Good articles have to be concise and deliver their core message quickly. People don’t have time, time to read but also time to write the article itself. Articles that finish in the various “read me later” services are mostly destined to die.
The major motivation for me to start adopt publishing articles in parts and to update them over time was the lack of time of finishing the entire one in one shot. And I wanted to commit and share what I have so far.
I’m using Jekyll as my platform which gives you enough flexibility to perfectly cope with such workflow.
To publish partial articles, just go and publish them. In Jekyll this is nothing more than creating a new Markdown file in the
_posts folder, commit the file and push it to GitHub.
But what you may want to do is to give your readers a bit more, like displaying a last updated date to let people know when I last modified the article. Take a look at my Git Explained article.
Specifying the last update date is done by simply adding a new property in the post header section and render it.

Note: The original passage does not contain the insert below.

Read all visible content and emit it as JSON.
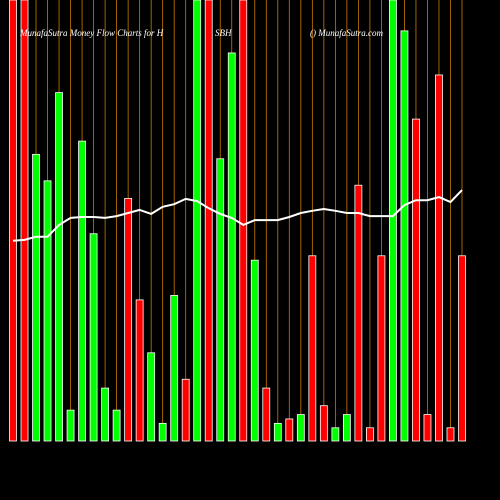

Similarly, showing a history of changes is simply done by linking to the corresponding GitHub commit history.
What about the news feed?
When you publish your article in pieces it’s important to let your readers know about updates, just as Martin mentions. I do this by creating special “update articles” such as this one.
title: "How to undo (almost) everything with Git"

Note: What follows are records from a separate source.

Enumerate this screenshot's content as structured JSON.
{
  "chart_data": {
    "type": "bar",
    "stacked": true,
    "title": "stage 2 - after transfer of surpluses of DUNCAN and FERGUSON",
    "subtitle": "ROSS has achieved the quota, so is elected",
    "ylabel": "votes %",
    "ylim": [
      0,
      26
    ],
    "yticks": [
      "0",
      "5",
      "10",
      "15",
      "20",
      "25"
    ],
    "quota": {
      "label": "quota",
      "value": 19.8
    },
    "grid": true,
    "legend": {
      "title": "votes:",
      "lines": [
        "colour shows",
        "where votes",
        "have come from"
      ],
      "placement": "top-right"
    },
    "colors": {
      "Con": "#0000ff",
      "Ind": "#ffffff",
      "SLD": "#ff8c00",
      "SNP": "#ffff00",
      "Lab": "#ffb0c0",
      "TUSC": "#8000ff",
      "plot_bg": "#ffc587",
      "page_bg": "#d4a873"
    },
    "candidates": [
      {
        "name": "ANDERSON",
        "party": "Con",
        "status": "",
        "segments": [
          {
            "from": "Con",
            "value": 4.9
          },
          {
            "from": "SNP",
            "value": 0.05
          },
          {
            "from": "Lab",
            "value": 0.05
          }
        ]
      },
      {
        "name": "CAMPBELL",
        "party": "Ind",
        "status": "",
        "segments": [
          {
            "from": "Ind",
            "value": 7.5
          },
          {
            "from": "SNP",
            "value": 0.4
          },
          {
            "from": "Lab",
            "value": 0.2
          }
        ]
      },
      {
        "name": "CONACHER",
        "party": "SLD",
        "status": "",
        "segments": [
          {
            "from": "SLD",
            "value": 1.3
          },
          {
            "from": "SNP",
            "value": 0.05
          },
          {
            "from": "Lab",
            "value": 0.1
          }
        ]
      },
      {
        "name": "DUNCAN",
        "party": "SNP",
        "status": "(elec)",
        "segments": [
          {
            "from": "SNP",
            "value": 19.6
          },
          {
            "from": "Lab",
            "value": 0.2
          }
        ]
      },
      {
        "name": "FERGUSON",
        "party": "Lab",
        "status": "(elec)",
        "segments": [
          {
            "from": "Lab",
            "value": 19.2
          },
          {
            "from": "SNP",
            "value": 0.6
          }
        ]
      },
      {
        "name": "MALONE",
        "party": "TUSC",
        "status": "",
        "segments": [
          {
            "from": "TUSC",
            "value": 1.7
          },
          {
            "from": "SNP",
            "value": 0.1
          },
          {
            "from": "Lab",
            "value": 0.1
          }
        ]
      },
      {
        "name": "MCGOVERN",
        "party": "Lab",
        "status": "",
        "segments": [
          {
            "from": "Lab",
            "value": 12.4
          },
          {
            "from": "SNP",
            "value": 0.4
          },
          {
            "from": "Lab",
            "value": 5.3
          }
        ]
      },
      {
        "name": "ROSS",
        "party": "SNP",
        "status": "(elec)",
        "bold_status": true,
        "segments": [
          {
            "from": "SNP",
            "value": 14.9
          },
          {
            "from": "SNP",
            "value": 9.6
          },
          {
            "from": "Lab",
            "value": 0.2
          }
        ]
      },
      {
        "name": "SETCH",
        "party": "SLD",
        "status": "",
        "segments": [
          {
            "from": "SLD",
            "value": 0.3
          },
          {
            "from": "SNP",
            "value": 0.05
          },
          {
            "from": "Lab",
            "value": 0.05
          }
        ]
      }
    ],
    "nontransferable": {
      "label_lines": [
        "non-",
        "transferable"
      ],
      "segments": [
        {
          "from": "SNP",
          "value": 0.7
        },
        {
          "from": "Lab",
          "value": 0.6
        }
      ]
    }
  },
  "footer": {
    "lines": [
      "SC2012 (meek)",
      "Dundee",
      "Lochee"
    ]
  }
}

They get then rendered in the atom.xml feed with the atom link property field pointing to the original article that has been updated, represented by the
target-url property in the post header.
As you can see, it is really straightforward to implement the pattern of “EvolvingPublication” with Jekyll. Publishing an article incrementally gives you the advantage of quickly sharing your ideas, but at the same time the freedom to continue to refine it over time which I really like.